Chief Justice Roberts, along with Justices Ruth Bader Ginsburg, Stephen Breyer and Elena Kagan, went on to reject the DACA recipients’ claim that the decision to end DACA violated the Constitution because it was motivated by an intent to discriminate. “First, because Latinos make up a large share of the unauthorized alien population, one would expect them to make up an outsized share of recipients of any cross-cutting immigration relief program,” the Chief Justice wrote. “Were this fact sufficient to state a claim, virtually any generally applicable immigration policy could be challenged on equal protection grounds.”

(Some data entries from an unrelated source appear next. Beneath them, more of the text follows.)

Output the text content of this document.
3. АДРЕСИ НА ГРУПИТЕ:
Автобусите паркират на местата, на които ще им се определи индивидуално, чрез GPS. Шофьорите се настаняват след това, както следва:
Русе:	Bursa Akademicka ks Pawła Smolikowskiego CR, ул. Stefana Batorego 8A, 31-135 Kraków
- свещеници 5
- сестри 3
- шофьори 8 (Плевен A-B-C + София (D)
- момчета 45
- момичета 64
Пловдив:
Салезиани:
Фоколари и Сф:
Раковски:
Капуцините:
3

The Court further concluded that “there is nothing irregular about the history leading up to the September 2017 rescission.” As explained by the Chief Justice: “The DAPA memo did not address the merits of the DACA policy or its legality. Thus, when the Attorney General later determined that DACA shared DAPA’s legal defects, DHS’s decision to reevaluate DACA was not a ‘strange about-face.’ It was a natural response to a newly identified problem.”
Dissent
Justice Clarence Thomas authored a dissent, which was joined by Justices Samuel Alito and Neil Gorsuch. Thomas argued that the Trump Administration’s decision to rescind DACA was not motivated by a discriminatory intent and that ending DACA did not violate the law.
According to Justice Thomas,“the Trump administration rescinded DACA the same way that the Obama administration created it: unilaterally, and through a mere memorandum.” He further argued that the majority’s decision “must be recognized for what it is: an effort to avoid a politically controversial but legally correct decision.”